Background: Airway stenting to restore airway patency in cases of malignant central airway obstruction is an effective palliation treatment. Our goal was to compare the efficacy after deployment and complications of a fully covered self-expandable metal stent (SEMS) (Aerstent) and a silicone stent (Dumon). Methods: This was a retrospective cohort of 2 similar groups of patients with malignant central airway obstruction treated with stents between August 2012 and July 2017. Complications were assessed bronchoscopically. A competing risk for death analysis was performed to adjust the probability of developing a complication. Results: Seventy patients (29 with silicone stents and 41 with SEMS) were included. Stent insertion was successful in all cases.
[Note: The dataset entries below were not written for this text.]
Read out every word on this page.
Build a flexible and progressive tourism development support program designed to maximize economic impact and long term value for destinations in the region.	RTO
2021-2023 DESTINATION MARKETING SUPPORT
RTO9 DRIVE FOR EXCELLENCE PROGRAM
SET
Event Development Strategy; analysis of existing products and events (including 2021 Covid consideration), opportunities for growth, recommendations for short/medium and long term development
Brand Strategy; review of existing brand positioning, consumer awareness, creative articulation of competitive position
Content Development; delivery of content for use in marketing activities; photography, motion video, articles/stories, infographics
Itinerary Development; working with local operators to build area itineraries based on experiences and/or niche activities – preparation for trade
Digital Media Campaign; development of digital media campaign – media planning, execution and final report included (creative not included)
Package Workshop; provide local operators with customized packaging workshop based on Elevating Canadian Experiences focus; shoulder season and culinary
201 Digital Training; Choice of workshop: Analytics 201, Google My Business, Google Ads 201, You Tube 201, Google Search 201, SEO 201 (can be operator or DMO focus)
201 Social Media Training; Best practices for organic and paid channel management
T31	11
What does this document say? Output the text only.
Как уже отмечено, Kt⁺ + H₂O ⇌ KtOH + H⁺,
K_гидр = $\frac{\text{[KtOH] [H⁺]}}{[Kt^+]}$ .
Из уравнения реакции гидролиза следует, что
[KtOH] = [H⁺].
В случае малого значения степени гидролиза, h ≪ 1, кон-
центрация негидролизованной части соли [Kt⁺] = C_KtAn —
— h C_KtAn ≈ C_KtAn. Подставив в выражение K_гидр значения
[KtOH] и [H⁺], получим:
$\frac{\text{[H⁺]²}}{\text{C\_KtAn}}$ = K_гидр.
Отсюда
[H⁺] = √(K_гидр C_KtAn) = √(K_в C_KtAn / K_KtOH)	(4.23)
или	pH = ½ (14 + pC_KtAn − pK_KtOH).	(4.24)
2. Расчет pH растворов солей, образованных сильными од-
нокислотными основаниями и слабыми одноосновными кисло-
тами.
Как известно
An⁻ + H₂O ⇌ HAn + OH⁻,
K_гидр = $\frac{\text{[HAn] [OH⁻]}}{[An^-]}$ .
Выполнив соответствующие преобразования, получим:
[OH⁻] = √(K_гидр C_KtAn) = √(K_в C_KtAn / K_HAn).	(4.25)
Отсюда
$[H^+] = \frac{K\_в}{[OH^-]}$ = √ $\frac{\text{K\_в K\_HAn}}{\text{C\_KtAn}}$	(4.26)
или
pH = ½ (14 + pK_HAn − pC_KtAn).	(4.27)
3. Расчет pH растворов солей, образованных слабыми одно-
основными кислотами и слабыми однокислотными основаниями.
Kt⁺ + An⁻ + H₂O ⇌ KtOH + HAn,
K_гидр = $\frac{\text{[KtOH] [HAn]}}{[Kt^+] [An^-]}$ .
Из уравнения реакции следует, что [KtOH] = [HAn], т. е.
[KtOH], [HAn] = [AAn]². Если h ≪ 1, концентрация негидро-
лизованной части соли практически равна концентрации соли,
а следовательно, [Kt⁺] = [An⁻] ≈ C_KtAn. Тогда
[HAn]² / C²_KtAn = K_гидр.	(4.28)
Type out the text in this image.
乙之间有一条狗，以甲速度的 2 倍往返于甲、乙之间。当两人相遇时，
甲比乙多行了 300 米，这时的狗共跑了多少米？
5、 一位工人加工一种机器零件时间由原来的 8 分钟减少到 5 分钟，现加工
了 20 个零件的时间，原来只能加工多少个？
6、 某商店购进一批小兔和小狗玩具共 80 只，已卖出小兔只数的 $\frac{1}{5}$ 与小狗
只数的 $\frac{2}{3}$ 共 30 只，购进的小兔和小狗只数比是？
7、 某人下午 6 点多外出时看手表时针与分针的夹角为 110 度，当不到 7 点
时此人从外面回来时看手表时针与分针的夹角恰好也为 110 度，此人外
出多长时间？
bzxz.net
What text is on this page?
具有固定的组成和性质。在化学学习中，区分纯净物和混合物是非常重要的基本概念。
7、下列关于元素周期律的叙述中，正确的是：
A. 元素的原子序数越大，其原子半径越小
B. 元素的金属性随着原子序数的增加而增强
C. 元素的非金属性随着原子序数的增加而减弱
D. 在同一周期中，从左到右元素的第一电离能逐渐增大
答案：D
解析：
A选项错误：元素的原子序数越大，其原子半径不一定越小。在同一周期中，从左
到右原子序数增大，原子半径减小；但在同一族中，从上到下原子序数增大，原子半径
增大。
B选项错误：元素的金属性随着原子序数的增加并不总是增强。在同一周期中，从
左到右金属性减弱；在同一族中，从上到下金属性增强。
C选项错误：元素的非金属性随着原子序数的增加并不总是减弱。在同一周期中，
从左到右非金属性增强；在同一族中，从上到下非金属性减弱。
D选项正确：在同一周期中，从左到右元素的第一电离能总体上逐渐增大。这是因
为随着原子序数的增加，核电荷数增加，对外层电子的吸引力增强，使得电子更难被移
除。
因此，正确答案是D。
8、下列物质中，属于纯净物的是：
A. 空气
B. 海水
Mucus retention was the most frequent complication (75.9% with silicone stents and 84.8% with SEMS; P = .51), followed by granulation tissue (51.7% with silicone stents and 41.3% with SEMS; P = .52) and migration (6.9% with silicone stents and 13.0% with SEMS; P = .47). In the first month, the cumulative incidence of a complication was 36.7% for silicone stents and 41.3% for SEMS and increased to 90.0% and 97.8% after 6 months, respectively (hazard ratio = 1.66; P = .04). A competing risk for death analysis showed an adjusted hazard ratio of 1.41 (P = .49) indicating no differences in overall complications between stents. Conclusions: Both stents were equally successful and safe. The incidence of complications increased over time to 90% at 6 months for both stents. The risk of overall complications was higher for SEMS; nevertheless, when mortality was measured in a competitive risk analysis, no differences were found between SEMS and silicone stents.